Describe the bug
In case of a AVRO message Message.getValue() needs to download the schema from the Registry performing a blocking operation that involves a request to the Broker itself.
If you call Message.getValue() on the completion of a CompletableFuture returned by Pulsar Client, like Reader.readNextAsync() then there is a good chance to create a deadlock.
In this code msg.getValue() is executed on completion of readNextAsync() or of hasMessageAvailableAsync() and this may happen in the ClientCnx thread.
This is the stacktrace:
"pulsar-client-io-54-1" #152 prio=5 os_prio=31 cpu=89.65ms elapsed=7.12s tid=0x00007fa8bee81000 nid=0x29e03 waiting on condition [0x000070000f2fa000]

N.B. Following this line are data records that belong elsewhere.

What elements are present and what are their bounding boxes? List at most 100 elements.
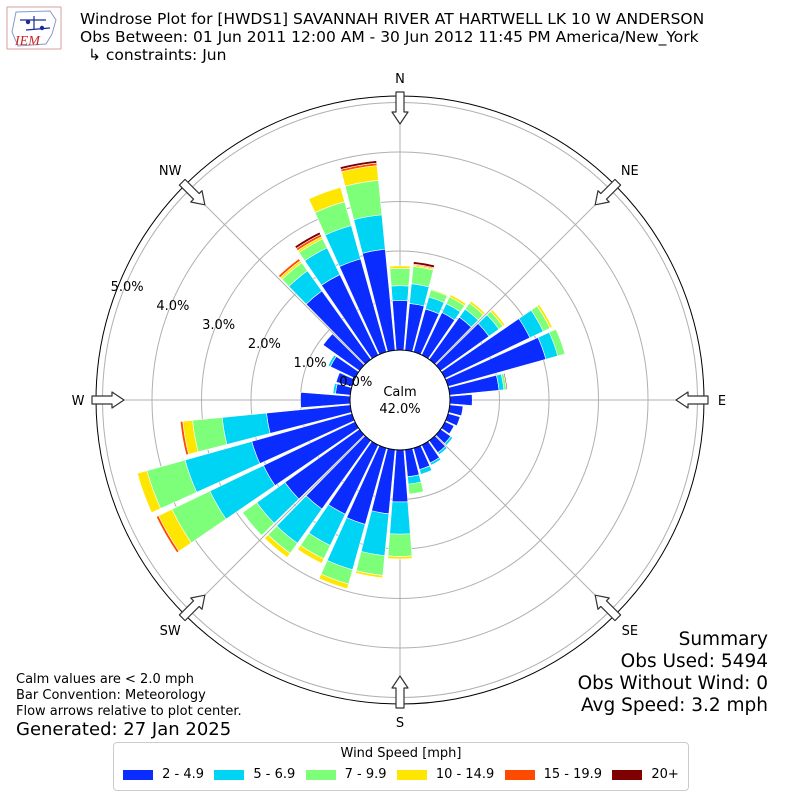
summary-title: Summary bbox=[678, 629, 768, 650]
windrose-segment bbox=[449, 394, 473, 406]
summary-obs-used: Obs Used: 5494 bbox=[620, 651, 768, 672]
chart-period: Obs Between: 01 Jun 2011 12:00 AM - 30 J… bbox=[80, 28, 699, 46]
windrose-segment bbox=[387, 555, 413, 560]
grid-spoke bbox=[435, 435, 616, 616]
windrose-segment bbox=[548, 328, 566, 357]
windrose-segment bbox=[308, 186, 345, 213]
legend-label: 20+ bbox=[651, 767, 679, 782]
grid-spoke bbox=[184, 435, 365, 616]
legend-swatch bbox=[612, 769, 643, 780]
legend-swatch bbox=[214, 769, 245, 780]
flow-arrow-sw bbox=[178, 594, 206, 622]
windrose-segment bbox=[490, 309, 506, 327]
flow-arrow-nw bbox=[178, 178, 206, 206]
generated-date: Generated: 27 Jan 2025 bbox=[16, 719, 232, 740]
legend-label: 10 - 14.9 bbox=[435, 767, 495, 782]
chart-title: Windrose Plot for [HWDS1] SAVANNAH RIVER… bbox=[80, 10, 705, 28]
radial-tick-label: 1.0% bbox=[294, 356, 327, 371]
note-flow: Flow arrows relative to plot center. bbox=[16, 704, 242, 719]
flow-arrow-n bbox=[391, 91, 409, 125]
windrose-segment bbox=[407, 481, 424, 495]
windrose-segment bbox=[344, 179, 383, 221]
windrose-segment bbox=[179, 420, 189, 456]
compass-label-n: N bbox=[395, 72, 405, 87]
calm-value: 42.0% bbox=[379, 402, 420, 417]
windrose-segment bbox=[353, 214, 386, 254]
note-calm: Calm values are < 2.0 mph bbox=[16, 672, 195, 687]
legend-item: 5 - 6.9 bbox=[214, 767, 295, 782]
legend-item: 15 - 19.9 bbox=[504, 767, 602, 782]
windrose-segment bbox=[536, 304, 553, 329]
windrose-segment bbox=[339, 160, 378, 170]
windrose-segment bbox=[389, 265, 411, 270]
windrose-segment bbox=[387, 533, 413, 557]
windrose-segment bbox=[449, 294, 467, 307]
radial-tick-label: 3.0% bbox=[202, 318, 235, 333]
note-convention: Bar Convention: Meteorology bbox=[16, 688, 206, 703]
grid-spoke bbox=[184, 184, 365, 365]
logo-text: IEM bbox=[14, 34, 41, 49]
windrose-segment bbox=[278, 258, 301, 279]
legend-label: 7 - 9.9 bbox=[344, 767, 387, 782]
legend-item: 7 - 9.9 bbox=[305, 767, 387, 782]
windrose-segment bbox=[318, 573, 349, 590]
compass-label-ne: NE bbox=[621, 164, 639, 179]
compass-label-e: E bbox=[718, 394, 726, 409]
summary-box: Summary Obs Used: 5494 Obs Without Wind:… bbox=[578, 629, 768, 717]
radial-tick-label: 0.0% bbox=[339, 375, 372, 390]
compass-label-s: S bbox=[396, 716, 404, 731]
windrose-segment bbox=[294, 231, 322, 249]
windrose-segment bbox=[155, 515, 180, 554]
radial-tick-label: 5.0% bbox=[111, 280, 144, 295]
summary-avg-speed: Avg Speed: 3.2 mph bbox=[580, 695, 768, 716]
compass-label-se: SE bbox=[622, 624, 638, 639]
overlay: Calm 42.0% 0.0% 1.0% 2.0% 3.0% 4.0% 5.0% N NE E SE S… bbox=[72, 72, 727, 731]
windrose-segment bbox=[409, 283, 430, 307]
windrose-segment bbox=[503, 372, 508, 390]
compass-label-nw: NW bbox=[159, 164, 182, 179]
grid-spoke bbox=[435, 184, 616, 365]
legend-label: 2 - 4.9 bbox=[162, 767, 205, 782]
legend-label: 5 - 6.9 bbox=[253, 767, 296, 782]
windrose-segment bbox=[419, 465, 433, 475]
windrose-segment bbox=[389, 268, 411, 287]
windrose-segment bbox=[136, 470, 162, 514]
flow-arrow-e bbox=[675, 391, 709, 409]
flow-arrow-ne bbox=[594, 178, 622, 206]
windrose-segment bbox=[437, 445, 448, 456]
legend-item: 10 - 14.9 bbox=[396, 767, 495, 782]
summary-obs-without-wind: Obs Without Wind: 0 bbox=[577, 673, 768, 694]
legend-item: 2 - 4.9 bbox=[123, 767, 204, 782]
calm-circle bbox=[349, 349, 451, 451]
windrose-segment bbox=[390, 285, 410, 302]
radial-tick-label: 4.0% bbox=[156, 299, 189, 314]
windrose-segment bbox=[192, 417, 228, 453]
windrose-segment bbox=[413, 261, 435, 269]
calm-label: Calm bbox=[383, 385, 416, 400]
windrose-segment bbox=[355, 570, 384, 579]
flow-arrow-w bbox=[91, 391, 125, 409]
flow-arrow-s bbox=[391, 675, 409, 709]
windrose-segment bbox=[242, 502, 275, 536]
legend-item: 20+ bbox=[612, 767, 679, 782]
iem-logo: IEM bbox=[6, 6, 62, 50]
legend-title: Wind Speed [mph] bbox=[340, 746, 462, 761]
compass-label-w: W bbox=[72, 394, 85, 409]
windrose-segment bbox=[264, 534, 291, 558]
notes: Calm values are < 2.0 mph Bar Convention… bbox=[16, 672, 242, 720]
chart-constraints: ↳ constraints: Jun bbox=[88, 46, 227, 64]
windrose-segment bbox=[429, 457, 442, 466]
radial-tick-label: 2.0% bbox=[248, 337, 281, 352]
windrose-segment bbox=[327, 354, 337, 368]
windrose-segment bbox=[297, 544, 325, 564]
legend-swatch bbox=[396, 769, 427, 780]
windrose-segment bbox=[332, 382, 338, 394]
legend-swatch bbox=[305, 769, 336, 780]
legend-items: 2 - 4.9 5 - 6.9 7 - 9.9 10 - 14.9 15 - 19.9 2… bbox=[118, 767, 684, 782]
windrose-bars bbox=[136, 160, 566, 590]
windrose-segment bbox=[444, 435, 454, 446]
legend-swatch bbox=[504, 769, 535, 780]
windrose-segment bbox=[389, 501, 411, 535]
windrose-segment bbox=[469, 300, 486, 316]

java.lang.Thread.State: WAITING (parking)
at jdk.internal.misc.Unsafe.park(java.base@11.0.11/Native Method)
- parking to wait for <0x000000079d15a990> (a java.util.concurrent.CompletableFuture$Signaller)
at java.util.concurrent.locks.LockSupport.park(java.base@11.0.11/LockSupport.java:194)
at java.util.concurrent.CompletableFuture$Signaller.block(java.base@11.0.11/CompletableFuture.java:1796)
at java.util.concurrent.ForkJoinPool.managedBlock(java.base@11.0.11/ForkJoinPool.java:3128)
at java.util.concurrent.CompletableFuture.waitingGet(java.base@11.0.11/CompletableFuture.java:1823)
at java.util.concurrent.CompletableFuture.get(java.base@11.0.11/CompletableFuture.java:1998)
at org.apache.pulsar.client.impl.schema.reader.AbstractMultiVersionReader.getSchemaInfoByVersion(AbstractMultiVersionReader.java:119)
at org.apache.pulsar.client.impl.schema.reader.MultiVersionAvroReader.loadReader(MultiVersionAvroReader.java:47)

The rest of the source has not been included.